Ongoing studies on solvation modeling and the inclusion of important intermolecular vibrational modes are bound to offer credibility on the implementation of the elaborate local mode methodology. Furthermore, collection of data on more regions of methanol’s spectrum is imminent, as well as the study of more relative compounds such as other light alcohols, paving the way for the rejuvenation of the hydrogen bond thermodynamic modeling framework and closing the distance towards a resolution of bulk water/aqueous electrolyte systems.
Acknowledgements
The authors would like to thank the European Research Council (ERC) for funding this work under the European Union’s Horizon 2020 research and innovation program (Grant Agreement No. 832460), ERC Advanced Grant project “New Paradigm in Electrolyte Thermodynamics”. Co-funded by the European Union (ERC, REMOTE, 101171135). Views and opinions expressed are, however, those of the author(s) only and do not necessarily reflect those of the European Union or the European Research Council Executive Agency. Neither the European Union nor the granting authority can be held responsible for them.
E-mail:
Evangelos Drougkas: evadr@kt.dtu.dk
Georgios M. Kontogeorgis: gk@kt.dtu.dk
Xiaodong Liang: xlia@kt.dtu.dk
References
1. E. Arunan et al., “Definition of the hydrogen bond (IUPAC Recommendations 2011),” Pure and Applied Chemistry, vol. 83, no. 8, pp. 1637-1641, Jul. 2011, doi: 10.1351/PAC-REC-10-01-02.

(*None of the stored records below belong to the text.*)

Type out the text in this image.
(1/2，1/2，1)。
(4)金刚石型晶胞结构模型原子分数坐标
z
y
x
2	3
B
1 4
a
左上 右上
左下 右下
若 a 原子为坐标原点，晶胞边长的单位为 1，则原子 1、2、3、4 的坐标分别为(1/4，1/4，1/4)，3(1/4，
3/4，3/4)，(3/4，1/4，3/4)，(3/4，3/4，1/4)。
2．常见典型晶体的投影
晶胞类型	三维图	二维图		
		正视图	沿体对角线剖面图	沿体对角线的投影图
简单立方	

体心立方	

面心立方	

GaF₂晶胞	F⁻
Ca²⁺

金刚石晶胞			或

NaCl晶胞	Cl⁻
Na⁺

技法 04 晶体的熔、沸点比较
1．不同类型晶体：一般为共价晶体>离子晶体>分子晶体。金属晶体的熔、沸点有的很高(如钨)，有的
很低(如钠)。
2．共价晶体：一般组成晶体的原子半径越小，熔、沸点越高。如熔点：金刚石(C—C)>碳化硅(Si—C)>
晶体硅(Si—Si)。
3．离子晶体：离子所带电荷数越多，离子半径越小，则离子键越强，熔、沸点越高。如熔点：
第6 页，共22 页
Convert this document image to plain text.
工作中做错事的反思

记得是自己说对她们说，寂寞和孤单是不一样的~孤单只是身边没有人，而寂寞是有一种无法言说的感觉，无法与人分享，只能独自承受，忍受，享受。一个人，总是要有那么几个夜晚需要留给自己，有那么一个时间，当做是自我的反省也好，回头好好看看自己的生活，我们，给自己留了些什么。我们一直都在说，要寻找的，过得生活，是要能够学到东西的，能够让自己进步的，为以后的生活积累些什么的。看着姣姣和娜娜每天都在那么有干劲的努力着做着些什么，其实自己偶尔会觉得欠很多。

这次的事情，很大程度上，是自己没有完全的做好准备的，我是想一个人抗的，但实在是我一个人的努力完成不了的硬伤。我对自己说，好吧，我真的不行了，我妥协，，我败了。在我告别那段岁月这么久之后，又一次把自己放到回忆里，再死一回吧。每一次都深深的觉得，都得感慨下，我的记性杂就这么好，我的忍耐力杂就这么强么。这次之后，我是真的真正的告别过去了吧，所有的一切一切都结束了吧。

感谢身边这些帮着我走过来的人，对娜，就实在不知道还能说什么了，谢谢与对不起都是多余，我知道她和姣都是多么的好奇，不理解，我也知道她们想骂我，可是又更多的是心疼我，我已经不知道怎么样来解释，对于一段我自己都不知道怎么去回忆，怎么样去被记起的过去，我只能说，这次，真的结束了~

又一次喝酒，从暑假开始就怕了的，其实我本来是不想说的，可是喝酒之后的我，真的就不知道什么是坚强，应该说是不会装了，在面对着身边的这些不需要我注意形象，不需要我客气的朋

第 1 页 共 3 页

2. W.A.P. Luck, “A Model of Hydrogen-Bonded Liquids,” Angewandte Chemie International Edition in English, vol. 19, no. 1, pp. 28-41, 1980, doi: 10.1002/ANIE.198000281.
3. E. Vogt, A.S. Hansen, and H.G. Kjaergaard, “Local Modes of Vibration: The Effect of Low-Frequency Vibrations,” in Molecular Spectroscopy, vol. 2, Y. Ozaki, M.J. Wójcik, and J. Popp, Eds., Wiley-VCH Verlag GmbH & Co. KGaA, 2019, ch. 14, pp. 389-424. doi: 10.1002/9783527814596.ch14.
4. E. Drougkas et al., “Application of the Local Vibrational Mode Framework for the Spectroscopic Estimation of Free Hydroxyl Group Fractions in Pure Liquid Methanol-d3,” J Phys Chem B, pp. 129-10824, Oct. 2025, doi: 10.1021/ACS.JPCB.5C03059.
BOKS:
Deuteration
The substitution of methanol’s methyl hydrogen atoms with deuterium leads to a shift to the peaks related to methyl-related vibrational transitions, simplifying the statistical treatment of the spectra specifically for the treatment of the hydroxyl bands.